Secondo lo stesso rapporto in Italia sono circa 52 gli ettari coltivati a luppolo contro i 20mila della Germania, le aziende che coltivano luppolo in Italia sono 109, con superfici molto ridotte. Se in Ue la superficie media, nel 2019, era di 13 ettari, in Italia la superficie media è di 4.748 metri quadrati.
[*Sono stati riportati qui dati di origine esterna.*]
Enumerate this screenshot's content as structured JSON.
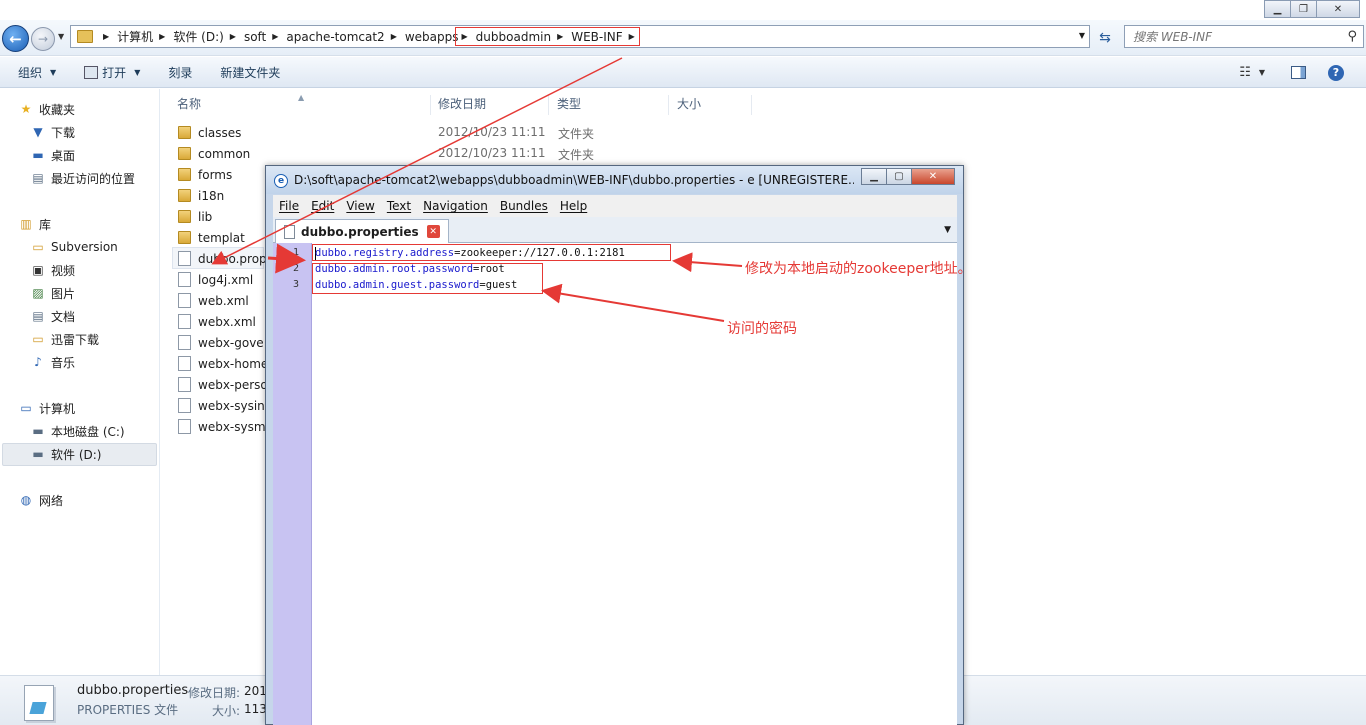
{
  "explorer": {
    "breadcrumbs": [
      "计算机",
      "软件 (D:)",
      "soft",
      "apache-tomcat2",
      "webapps",
      "dubboadmin",
      "WEB-INF"
    ],
    "search_placeholder": "搜索 WEB-INF",
    "toolbar": {
      "organize": "组织",
      "open": "打开",
      "burn": "刻录",
      "new_folder": "新建文件夹"
    },
    "nav": {
      "favorites": "收藏夹",
      "favorites_items": [
        "下载",
        "桌面",
        "最近访问的位置"
      ],
      "libraries": "库",
      "library_items": [
        "Subversion",
        "视频",
        "图片",
        "文档",
        "迅雷下载",
        "音乐"
      ],
      "computer": "计算机",
      "computer_items": [
        "本地磁盘 (C:)",
        "软件 (D:)"
      ],
      "network": "网络"
    },
    "columns": {
      "name": "名称",
      "date": "修改日期",
      "type": "类型",
      "size": "大小"
    },
    "files": [
      {
        "name": "classes",
        "date": "2012/10/23 11:11",
        "type": "文件夹"
      },
      {
        "name": "common",
        "date": "2012/10/23 11:11",
        "type": "文件夹"
      },
      {
        "name": "forms",
        "date": "",
        "type": ""
      },
      {
        "name": "i18n",
        "date": "",
        "type": ""
      },
      {
        "name": "lib",
        "date": "",
        "type": ""
      },
      {
        "name": "templat",
        "date": "",
        "type": ""
      },
      {
        "name": "dubbo.prop",
        "date": "",
        "type": ""
      },
      {
        "name": "log4j.xml",
        "date": "",
        "type": ""
      },
      {
        "name": "web.xml",
        "date": "",
        "type": ""
      },
      {
        "name": "webx.xml",
        "date": "",
        "type": ""
      },
      {
        "name": "webx-gove",
        "date": "",
        "type": ""
      },
      {
        "name": "webx-home",
        "date": "",
        "type": ""
      },
      {
        "name": "webx-perso",
        "date": "",
        "type": ""
      },
      {
        "name": "webx-sysin",
        "date": "",
        "type": ""
      },
      {
        "name": "webx-sysm",
        "date": "",
        "type": ""
      }
    ],
    "status": {
      "file_name": "dubbo.properties",
      "file_type": "PROPERTIES 文件",
      "modified_label": "修改日期:",
      "modified_value": "201",
      "size_label": "大小:",
      "size_value": "113"
    }
  },
  "editor": {
    "title": "D:\\soft\\apache-tomcat2\\webapps\\dubboadmin\\WEB-INF\\dubbo.properties - e  [UNREGISTERE...",
    "menus": [
      "File",
      "Edit",
      "View",
      "Text",
      "Navigation",
      "Bundles",
      "Help"
    ],
    "tab": "dubbo.properties",
    "lines": [
      {
        "num": "1",
        "key": "dubbo.registry.address",
        "eq": "=",
        "value": "zookeeper://127.0.0.1:2181"
      },
      {
        "num": "2",
        "key": "dubbo.admin.root.password",
        "eq": "=",
        "value": "root"
      },
      {
        "num": "3",
        "key": "dubbo.admin.guest.password",
        "eq": "=",
        "value": "guest"
      }
    ]
  },
  "annotations": {
    "zookeeper_note": "修改为本地启动的zookeeper地址。",
    "password_note": "访问的密码",
    "color": "#e53935"
  }
}
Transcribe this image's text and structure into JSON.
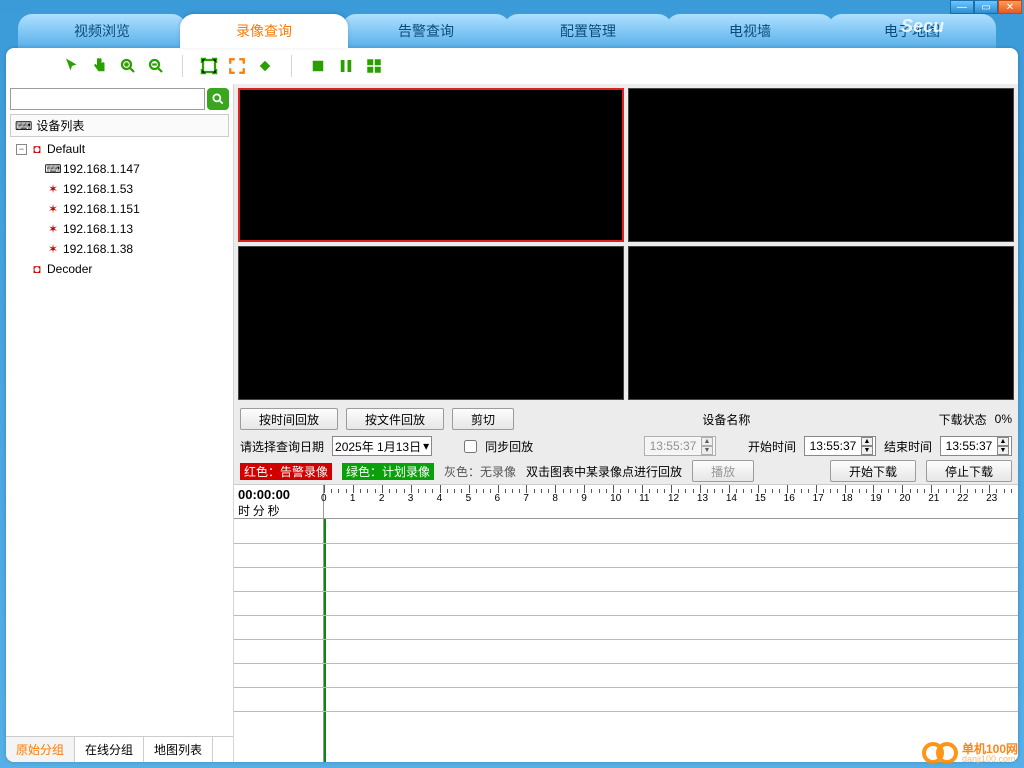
{
  "tabs": [
    "视频浏览",
    "录像查询",
    "告警查询",
    "配置管理",
    "电视墙",
    "电子地图"
  ],
  "active_tab": 1,
  "brand": "Secu",
  "search": {
    "placeholder": ""
  },
  "device_list_header": "设备列表",
  "tree": {
    "root_label": "Default",
    "nodes": [
      "192.168.1.147",
      "192.168.1.53",
      "192.168.1.151",
      "192.168.1.13",
      "192.168.1.38"
    ],
    "decoder_label": "Decoder"
  },
  "bottom_tabs": [
    "原始分组",
    "在线分组",
    "地图列表"
  ],
  "active_bottom_tab": 0,
  "buttons": {
    "by_time": "按时间回放",
    "by_file": "按文件回放",
    "cut": "剪切",
    "play": "播放",
    "start_dl": "开始下载",
    "stop_dl": "停止下载"
  },
  "labels": {
    "device_name": "设备名称",
    "download_status": "下载状态",
    "select_date": "请选择查询日期",
    "sync_playback": "同步回放",
    "start_time": "开始时间",
    "end_time": "结束时间",
    "red": "红色：告警录像",
    "green": "绿色：计划录像",
    "gray": "灰色：无录像",
    "hint": "双击图表中某录像点进行回放"
  },
  "values": {
    "download_pct": "0%",
    "date": "2025年 1月13日",
    "time1": "13:55:37",
    "start_time": "13:55:37",
    "end_time": "13:55:37",
    "timeline_big": "00:00:00",
    "timeline_sub_h": "时",
    "timeline_sub_m": "分",
    "timeline_sub_s": "秒"
  },
  "timeline_hours": [
    0,
    1,
    2,
    3,
    4,
    5,
    6,
    7,
    8,
    9,
    10,
    11,
    12,
    13,
    14,
    15,
    16,
    17,
    18,
    19,
    20,
    21,
    22,
    23
  ],
  "watermark": {
    "name": "单机100网",
    "url": "danji100.com"
  }
}
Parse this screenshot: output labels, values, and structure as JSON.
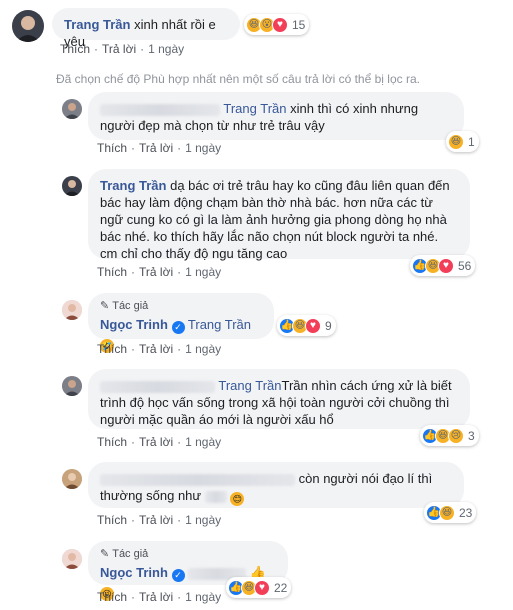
{
  "labels": {
    "like": "Thích",
    "reply": "Trả lời",
    "author": "Tác giả"
  },
  "notice": "Đã chọn chế độ Phù hợp nhất nên một số câu trả lời có thể bị lọc ra.",
  "comments": [
    {
      "name": "Trang Trần",
      "text": "xinh nhất rồi e yêu",
      "time": "1 ngày",
      "count": "15"
    },
    {
      "name": "",
      "mention": "Trang Trần",
      "text": "xinh thì có xinh nhưng người đẹp mà chọn từ như trẻ trâu vậy",
      "time": "1 ngày",
      "count": "1"
    },
    {
      "name": "Trang Trần",
      "text": "dạ bác ơi trẻ trâu hay ko cũng đâu liên quan đến bác hay làm động chạm bàn thờ nhà bác. hơn nữa các từ ngữ cung ko có gì la làm ảnh hưởng gia phong dòng họ nhà bác nhé. ko thích hãy lắc não chọn nút block người ta nhé. cm chỉ cho thấy độ ngu tăng cao",
      "time": "1 ngày",
      "count": "56"
    },
    {
      "name": "Ngọc Trinh",
      "mention": "Trang Trần",
      "text": "",
      "time": "1 ngày",
      "count": "9"
    },
    {
      "name": "",
      "mention": "Trang Trần",
      "text": "Trần nhìn cách ứng xử là biết trình độ học vấn sống trong xã hội toàn người cởi chuồng thì người mặc quần áo mới là người xấu hổ",
      "time": "1 ngày",
      "count": "3"
    },
    {
      "name": "",
      "mention": "",
      "text": "còn người nói đạo lí thì thường sống như",
      "time": "1 ngày",
      "count": "23"
    },
    {
      "name": "Ngọc Trinh",
      "mention": "",
      "text": "",
      "time": "1 ngày",
      "count": "22"
    }
  ]
}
A guidare la classifica delle regioni che più si dedicano al luppolo c'è l'Emilia-Romagna: la superficie dedicata è pari al 45,1% del totale, seguita a grande distanza dal Piemonte, 11,6%.

L'interesse per la coltura però sta crescendo, basti dire che i progetti finanziati con fondi Psr 2014-2020, in ambito luppolo e birra, sono stati 14, con un contributo di oltre 4 milioni di euro. Dal 2019 è all'opera un tavolo tecnico di settore e si sta lavorando al Piano di settore che poi dovrà essere approvato dalla Conferenza Stato Regioni.


I nodi da sciogliere per dare slancio alla luppolicoltura italiana

Perché la luppolicoltura prenda piede in Italia sono molte però le criticità da risolvere. A chiarire il quadro, durante l'evento di presentazione dell'Outlook economico statistico, sono state Katya Carbone, ricercatrice al Crea - Olivicoltura, frutticoltura e agrumicoltura e coordinatrice del progetto Innovaluppolo e Serena Tarangioli, ricercatrice al Crea - Politiche e bioeconomia.

"La filiera ad oggi non c'è - ha detto Serena Tarangiolici sono tanti piccoli produttori che si stanno cimentando nella coltivazione del luppolo, ci sono sicuramente un settore a monte e uno a valle, potrebbero alimentare la filiera del luppolo, ciò che è importante è lavorare sin da ora in un'ottica di filiera. Capiamo subito quali sono le necessità dei settori a monte e a valle e, con i produttori potenziali, va indirizzato il lavoro nei campi. Ci vogliono cooperazione e concentrazione dell'offerta. È importante poi lavorare su una produzione che sia ambientalmente sostenibile e bisogna tornare a sperimentare. Vanno poi adottate pratiche produttive all'avanguardia. I nostri competitor hanno livelli di produzione così grandi che l'unico modo per scalfire la concorrenza è puntare su qualità, innovazione e avanguardia".

A farle eco Katya Carbone che ha sottolineato quanto sia importante il dialogo con i mastri birrai: "Per quanto riguarda le varietà coltivate in Italia - ha detto - per creare una filiera che funzioni vanno messe d'accordo domanda e offerta. Il luppolo impiega tre anni per cominciare ad avere produzioni stabili in volume e qualità. È importante che i mastri birrai ci dicano cosa dobbiamo coltivare".